I agree with Irigaray: it is imperative that women develop such a truly feminine spiritual subjectivity — and it will not be found in desperate scrabbling for the disdained leftovers tossed appeasingly aside by the patriarchal clergy. Women’s identities are so much more complex than simply the narrow patriarchally defined role of sacrificial mother and support for man! That women have managed spiritually to do so much with so little, and under so much masculine contempt, is a miracle in and of itself.

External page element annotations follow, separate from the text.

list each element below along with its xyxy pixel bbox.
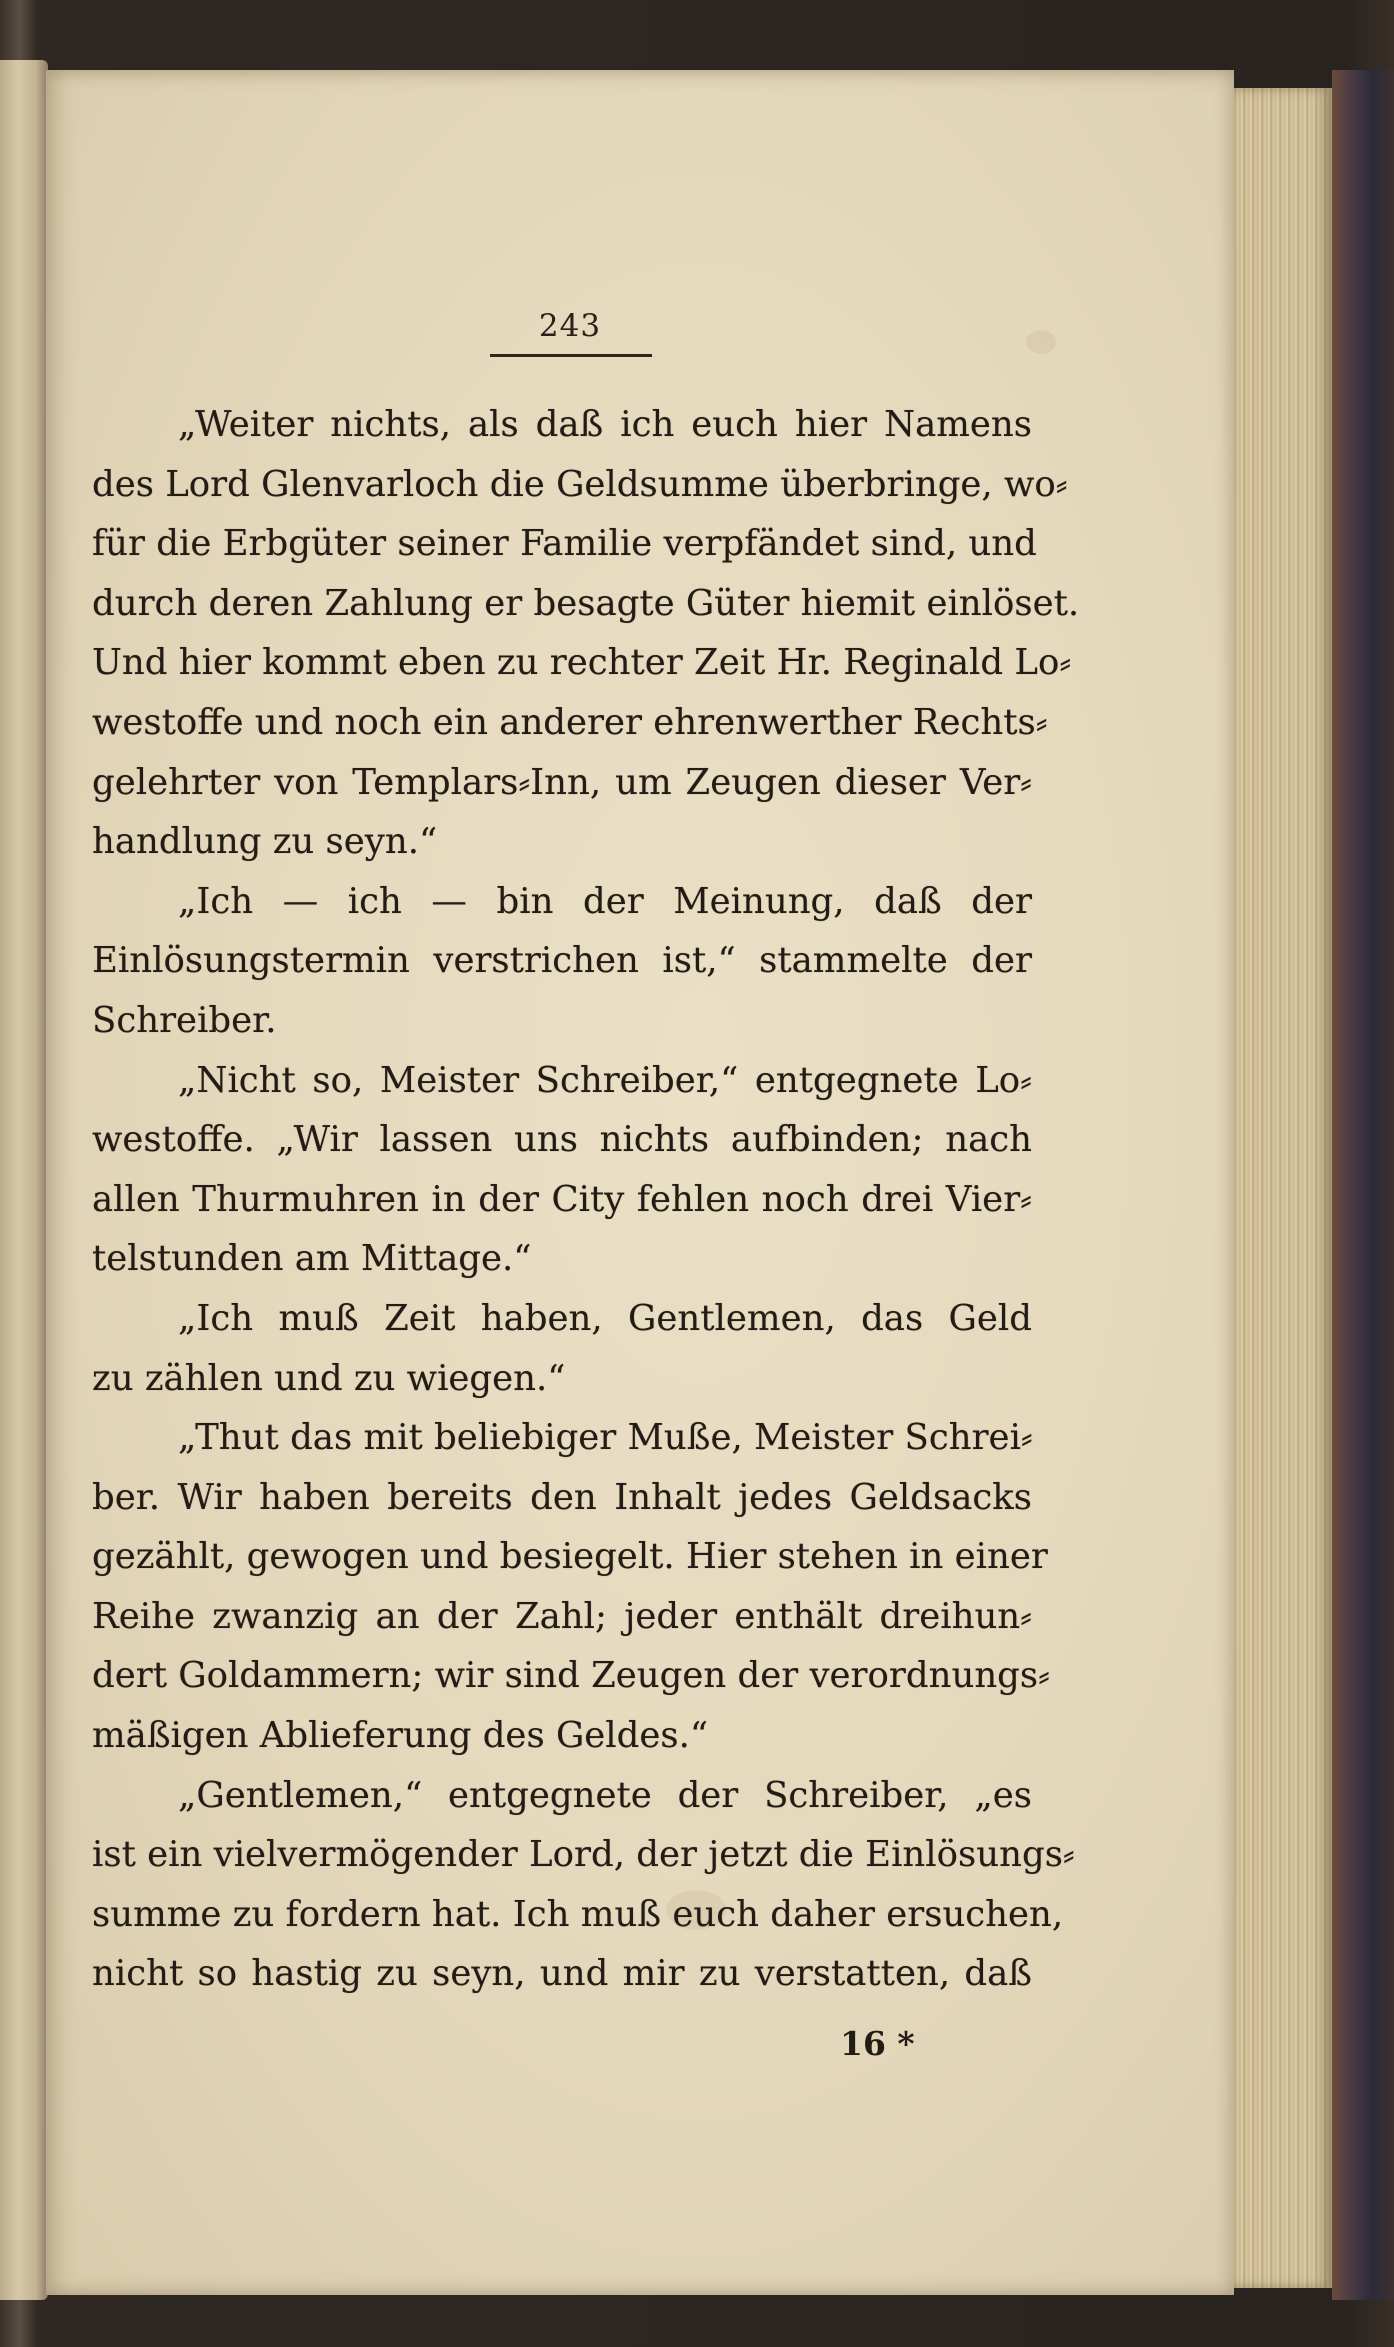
text-line: „Ich muß Zeit haben, Gentlemen, das Geld — [178, 1297, 1032, 1339]
text-line: des Lord Glenvarloch die Geldsumme überbringe, wo⸗ — [92, 463, 1068, 505]
facing-page-edge — [0, 60, 48, 2300]
text-line: ist ein vielvermögender Lord, der jetzt die Einlösungs⸗ — [92, 1834, 1075, 1876]
text-line: summe zu fordern hat. Ich muß euch daher ersuchen, — [92, 1893, 1064, 1935]
text-line: Einlösungstermin verstrichen ist,“ stammelte der — [92, 940, 1032, 982]
text-line: ber. Wir haben bereits den Inhalt jedes Geldsacks — [92, 1476, 1032, 1518]
signature-mark: 16 * — [840, 2024, 915, 2063]
text-line: „Gentlemen,“ entgegnete der Schreiber, „es — [178, 1774, 1032, 1816]
text-line: zu zählen und zu wiegen.“ — [92, 1357, 566, 1399]
text-line: allen Thurmuhren in der City fehlen noch drei Vier⸗ — [92, 1178, 1032, 1220]
text-line: „Weiter nichts, als daß ich euch hier Namens — [178, 404, 1032, 445]
text-line: für die Erbgüter seiner Familie verpfändet sind, und — [92, 523, 1037, 565]
text-line: „Ich — ich — bin der Meinung, daß der — [178, 880, 1032, 922]
page-block-edges — [1228, 88, 1332, 2288]
paper-stain — [1026, 330, 1056, 354]
book-cover-edge — [1332, 70, 1394, 2300]
text-line: westoffe und noch ein anderer ehrenwerther Rechts⸗ — [92, 701, 1048, 743]
text-line: nicht so hastig zu seyn, und mir zu verstatten, daß — [92, 1953, 1032, 1995]
header-rule — [490, 354, 652, 357]
text-line: gezählt, gewogen und besiegelt. Hier stehen in einer — [92, 1536, 1048, 1578]
text-line: handlung zu seyn.“ — [92, 821, 438, 863]
text-line: „Thut das mit beliebiger Muße, Meister Schrei⸗ — [178, 1417, 1033, 1459]
text-line: dert Goldammern; wir sind Zeugen der verordnungs⸗ — [92, 1655, 1050, 1697]
text-line: gelehrter von Templars⸗Inn, um Zeugen dieser Ver⸗ — [92, 761, 1032, 803]
text-line: mäßigen Ablieferung des Geldes.“ — [92, 1715, 709, 1757]
page-number: 243 — [538, 308, 602, 344]
page-header — [490, 308, 650, 357]
text-line: Reihe zwanzig an der Zahl; jeder enthält dreihun⸗ — [92, 1595, 1032, 1637]
text-line: westoffe. „Wir lassen uns nichts aufbinden; nach — [92, 1119, 1032, 1161]
text-line: telstunden am Mittage.“ — [92, 1238, 532, 1280]
text-line: „Nicht so, Meister Schreiber,“ entgegnete Lo⸗ — [178, 1059, 1032, 1101]
text-line: durch deren Zahlung er besagte Güter hiemit einlöset. — [92, 582, 1080, 624]
text-line: Schreiber. — [92, 999, 277, 1041]
text-line: Und hier kommt eben zu rechter Zeit Hr. Reginald Lo⸗ — [92, 642, 1072, 684]
body-text — [92, 395, 1080, 2004]
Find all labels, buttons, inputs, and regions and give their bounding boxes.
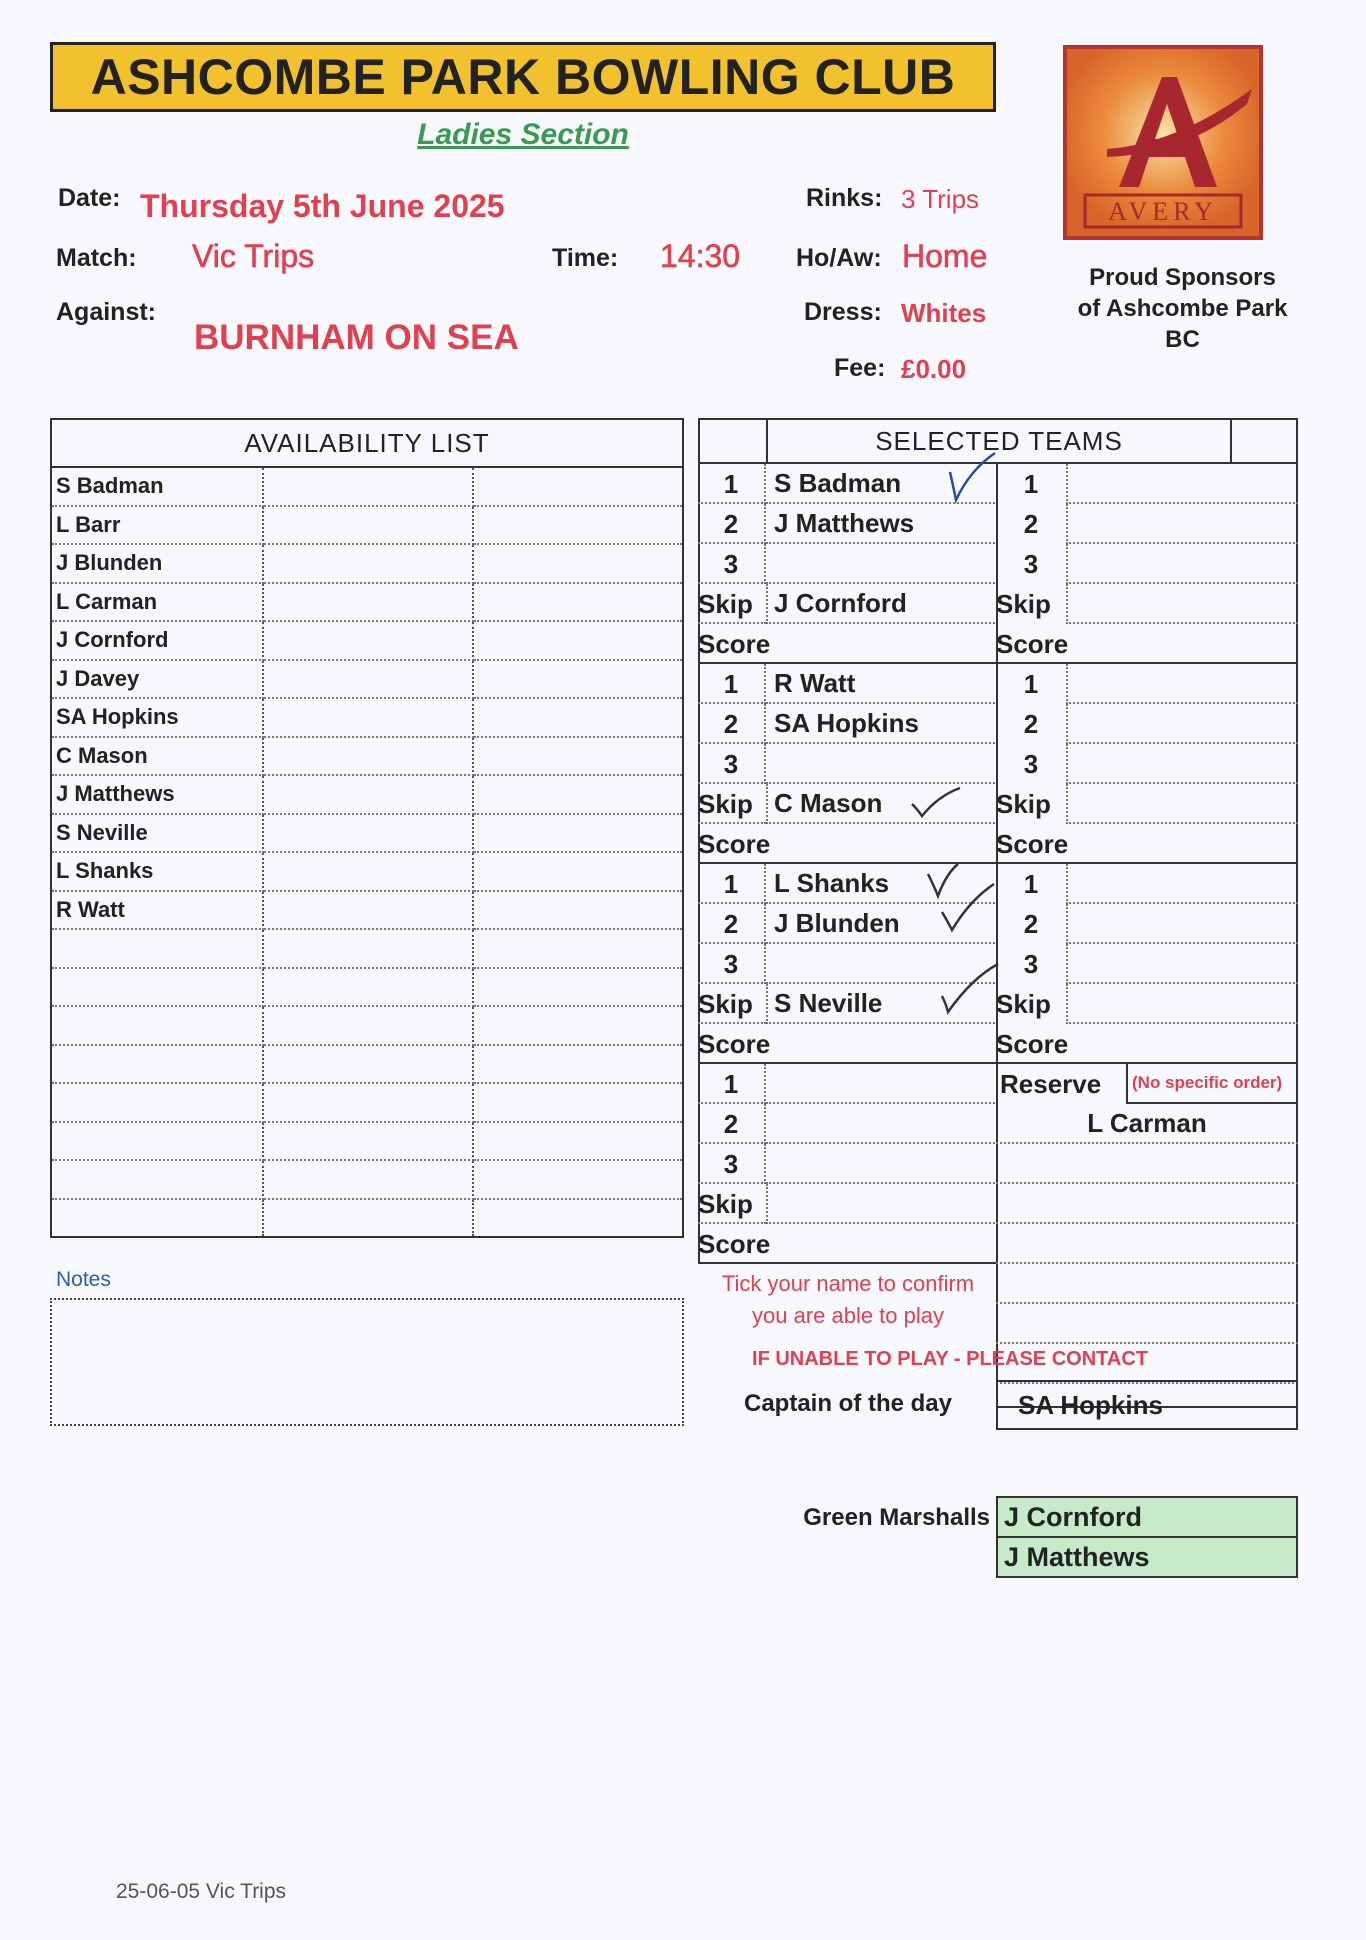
- reserve-player[interactable]: [996, 1144, 1298, 1184]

How much gloriously more could be accomplished, then, through a religion crafted by and for women, created for the eros, the exaltation, and blossoming of women’s subjective nature? Faced with such a possibility, who can be satisfied any longer with dogmatic crumbs? As Irigaray notes, “it takes two to love. To know how to separate and to come back together” (Irigaray, An Ethics of Sexuate Difference, 66). Only once that energetic sexuate difference is deeply recognized may women and men finally both instantiate a free and dynamic intersubjectivity– as distinct and discrete beings come together in responsibly authentic spiritual hospitality.